My mother grew up a lot differently than I did. Her mother wasn't anything like the mother she would later be. Now don't get me wrong. I loved my grandmother. But I know for a fact that she wasn't a great mother to my mom. But Mama was a great mom. I will never forget the night that daddy died. My mother held me in her arms while I cried saying "Be strong." Throughout my teen years, she did the best she could to steer me right. Like the song "Mama Tried", she certainly did her best, but I was a wild soul, still inwardly angry about my dad dying. Being shy, I naturally turned to outside substances to get me out of my shell and help me escape. Through all of that, she never stopped loving me. A lot of people gave up on me and wrote me off, but my Mama kept praying, even visiting me in jail. I will always be grateful to her for that. I don't tell her nearly as often as I should.

I was also fortunate to have a good sister. Penny was five years older than me, so she didn't live with us too much longer after my dad died. But she was always around and always looking after me. I remember a specific incident at a football game. She was a majorette in the band and I was always getting into fights behind the bleachers. One Friday night a much older and bigger kid was getting ready to give me a whuppin'. I probably deserved it, by the way. But that didn't matter to Penny. She came out of the stands where the band was sitting and started waving that baton at the big kid's face, threatening him. I was so embarrassed that my sister had rescued me. But deep down I really appreciated it. It showed how much she loved her little brother. Like my mom, she also never gave up on me during the bad times.

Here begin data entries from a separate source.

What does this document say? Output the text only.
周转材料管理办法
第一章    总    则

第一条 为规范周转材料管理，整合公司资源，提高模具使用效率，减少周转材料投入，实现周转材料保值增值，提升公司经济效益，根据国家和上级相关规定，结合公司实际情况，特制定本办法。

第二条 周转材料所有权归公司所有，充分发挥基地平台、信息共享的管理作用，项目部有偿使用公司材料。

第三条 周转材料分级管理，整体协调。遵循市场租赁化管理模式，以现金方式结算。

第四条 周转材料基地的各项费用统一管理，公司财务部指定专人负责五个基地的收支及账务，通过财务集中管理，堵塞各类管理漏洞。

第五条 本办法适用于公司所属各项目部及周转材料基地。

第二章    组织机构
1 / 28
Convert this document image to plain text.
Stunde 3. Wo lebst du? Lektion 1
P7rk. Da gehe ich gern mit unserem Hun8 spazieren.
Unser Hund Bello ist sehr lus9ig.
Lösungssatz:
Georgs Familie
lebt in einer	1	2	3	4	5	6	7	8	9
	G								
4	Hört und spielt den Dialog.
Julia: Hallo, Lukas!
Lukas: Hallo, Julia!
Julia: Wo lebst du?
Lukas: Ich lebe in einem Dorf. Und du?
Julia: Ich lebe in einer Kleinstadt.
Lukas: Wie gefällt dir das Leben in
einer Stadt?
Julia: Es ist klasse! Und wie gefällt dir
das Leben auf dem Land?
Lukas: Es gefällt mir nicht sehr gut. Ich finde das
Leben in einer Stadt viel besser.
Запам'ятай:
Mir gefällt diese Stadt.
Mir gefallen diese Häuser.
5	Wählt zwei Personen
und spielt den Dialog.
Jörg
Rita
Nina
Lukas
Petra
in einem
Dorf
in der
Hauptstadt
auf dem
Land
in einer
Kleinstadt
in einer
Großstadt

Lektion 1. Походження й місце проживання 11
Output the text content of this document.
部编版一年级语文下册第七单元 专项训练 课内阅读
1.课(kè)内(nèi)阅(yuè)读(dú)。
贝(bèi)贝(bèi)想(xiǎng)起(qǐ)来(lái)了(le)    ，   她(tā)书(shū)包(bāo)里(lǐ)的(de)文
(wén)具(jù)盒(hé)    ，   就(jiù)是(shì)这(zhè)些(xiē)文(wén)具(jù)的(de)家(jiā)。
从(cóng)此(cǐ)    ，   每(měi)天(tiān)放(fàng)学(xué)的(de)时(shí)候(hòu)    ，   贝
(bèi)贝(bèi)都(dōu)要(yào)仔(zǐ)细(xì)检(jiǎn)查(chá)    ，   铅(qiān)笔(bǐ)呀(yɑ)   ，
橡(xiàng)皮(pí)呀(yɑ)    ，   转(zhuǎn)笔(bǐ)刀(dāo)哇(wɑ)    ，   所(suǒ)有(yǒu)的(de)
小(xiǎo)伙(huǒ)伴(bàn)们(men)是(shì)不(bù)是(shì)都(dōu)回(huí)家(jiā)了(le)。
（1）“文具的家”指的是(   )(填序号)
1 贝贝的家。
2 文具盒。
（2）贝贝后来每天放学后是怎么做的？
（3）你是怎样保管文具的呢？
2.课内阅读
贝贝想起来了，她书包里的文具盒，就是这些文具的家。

Now I want to tell you all about my Aunt Mae. Last November she turned eighty-eight. She is actually my great aunt. There are probably a lot of people who would put her on a list like this. Words can't express how much I love that woman. She has always been so good to me. As a kid, I probably spent as much time at her house as I did my own. She loved and still does love to cook for me. Her and I used to pick blackberries together for blackberry cobbler and jam. She is a very religious person, though not very educated. Being born in 1919, and being poor, education wasn't a priority for her as a little girl. She always talked about how she wished she could have had the opportunities to learn that I had. More than she will ever know, she had a lot of influence in me taking advantage of those opportunities. She also taught me to love animals. She calls them "God's creatures". I am thirty-eight years old and she still sends me a check on my birthday and buys me candy on Valentines and Easter. It might sound funny, but that means so much to me. It always puts a smile on my face.

Finally, I want to talk about my wife Sanna, the most beautiful woman in the world. I really don't know why God blessed me with such a prize as Sanna. I certainly did not do anything to deserve her. She has such a sweet and caring heart. She always encourages me. When we first met, she saw something in me that I didn't know was there. She is not very materialistic at all. She doesn't care for jewelry or nice clothes. All she wants is to spend the rest of her life with me. She is also a great mother. She isn't perfect by any means and neither am I, but she is close enough for me. February will mark our fourth year as husband and wife, and I am still just as much in love with her now as I was when we first started dating. I still can't take my eyes off of her.

No I don't dislike women. I love women very much. But there is no doubt that men and women are different. If recognizing that makes me a sexist, then so be it. We are still equal though, but we are way, way different. Thank goodness for that.